Les récentes observations du vidéaste français Adam Bros à propos de Netflix nous ont inspiré cet éditorial, qui peut être lu en complément d’une première analyse portant notamment sur les algorithmes de recommandation. Pourquoi les films Netflix sont nuls ?, se demande le YouTubeur spécialisé dans la culture populaire. Ses éléments d’explication permettent d’appréhender la plateforme sous un angle édifiant.
Netflix est devenu le symbole du contenu-roi, sauf que la couronne semble faite de papier plutôt que d’or. Adam Bros décrit l’entreprise californienne comme une gigantesque machine lancée dans une quête effrénée pour gagner l’attention des spectateurs. En se connectant au service de streaming, ces derniers ne s’attendent pas à consommer de l’art cinématographique : les films Netflix sont souvent conçus, comme l’explique le vidéaste, pour produire une sorte de tapisserie visuelle et auditive, destinée à être davantage vue qu’appréciée, consommée plutôt qu’analysée. Le spectateur peut ainsi continuer à scroller sur son téléphone tout en suivant de loin le programme qu’il a choisi – ou plutôt : celui que l’algorithme lui aura recommandé.
Les productions Netflix semblent destinées à être oubliées à peine le générique de fin lancé. La plateforme est souvent critiquée pour sa stratégie consistant à produire du contenu plutôt que des œuvres cinématographiques de qualité. Son approche orientée vers la quantité contribue à l’évidence à diluer la qualité globale de son catalogue de films. Et une chose, qu’Adam Bros épingle avec acuité, permet d’alimenter cette mécanique de la vacuité : la gratuité.

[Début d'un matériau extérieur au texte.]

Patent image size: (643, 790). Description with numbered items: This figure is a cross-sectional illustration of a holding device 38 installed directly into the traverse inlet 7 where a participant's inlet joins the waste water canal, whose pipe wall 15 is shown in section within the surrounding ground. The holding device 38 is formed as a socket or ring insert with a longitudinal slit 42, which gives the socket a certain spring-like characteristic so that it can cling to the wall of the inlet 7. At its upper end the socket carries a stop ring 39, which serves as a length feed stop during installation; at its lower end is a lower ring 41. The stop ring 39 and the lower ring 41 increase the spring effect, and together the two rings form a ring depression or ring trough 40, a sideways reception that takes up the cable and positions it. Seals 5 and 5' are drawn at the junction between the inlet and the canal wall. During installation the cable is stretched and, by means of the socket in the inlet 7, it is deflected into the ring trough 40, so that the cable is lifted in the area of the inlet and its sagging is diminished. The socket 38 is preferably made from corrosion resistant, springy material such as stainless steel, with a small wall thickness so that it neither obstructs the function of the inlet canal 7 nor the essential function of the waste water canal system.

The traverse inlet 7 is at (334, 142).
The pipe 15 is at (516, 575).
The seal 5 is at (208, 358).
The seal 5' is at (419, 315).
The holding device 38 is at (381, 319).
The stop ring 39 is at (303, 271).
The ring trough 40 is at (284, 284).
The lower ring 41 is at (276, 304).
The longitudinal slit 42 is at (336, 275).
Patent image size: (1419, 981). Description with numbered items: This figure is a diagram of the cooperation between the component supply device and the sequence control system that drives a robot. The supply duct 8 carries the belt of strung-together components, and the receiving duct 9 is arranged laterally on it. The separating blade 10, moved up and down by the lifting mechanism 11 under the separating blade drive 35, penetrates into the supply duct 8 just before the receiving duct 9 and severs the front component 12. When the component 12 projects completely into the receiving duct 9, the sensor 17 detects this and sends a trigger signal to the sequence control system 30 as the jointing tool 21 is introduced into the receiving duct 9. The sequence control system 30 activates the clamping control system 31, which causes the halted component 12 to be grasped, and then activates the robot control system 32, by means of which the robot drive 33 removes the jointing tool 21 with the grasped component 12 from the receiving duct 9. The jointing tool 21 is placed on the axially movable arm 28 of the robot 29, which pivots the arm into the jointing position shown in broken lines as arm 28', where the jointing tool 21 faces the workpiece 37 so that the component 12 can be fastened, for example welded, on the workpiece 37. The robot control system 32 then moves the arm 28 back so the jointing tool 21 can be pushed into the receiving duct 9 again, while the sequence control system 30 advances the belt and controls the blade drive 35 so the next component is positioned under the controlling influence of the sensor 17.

Une fois l’abonnement mensuel payé, Netflix n’exige plus rien du spectateur, et ce dernier lui rend bien en retour. Il peut regarder ce qu’il veut dans le confort de son domicile, sans surcoût, selon ses envies, en interrompant et en reprenant les programmes à sa guise. Cela a indubitablement abaissé la barre des exigences. Pourquoi se donner la peine de chercher le petit film d’auteur hongrois ou le drame intimiste japonais quand un océan de contenus divertissants, bien que moyens, voire médiocres, est à portée de clic, prêt à engloutir notre temps libre sans nécessiter le moindre effort intellectuel ? Ce qu’il faut bien comprendre, c’est que le spectateur de Netflix est moins un cinéphile qu’un consommateur passif. Il s’abreuve d’heures de films et de séries dans une relative indifférence. Adam Bros note que ses attentes sont en quelque sorte indexées aux conditions très accommodantes de visionnage.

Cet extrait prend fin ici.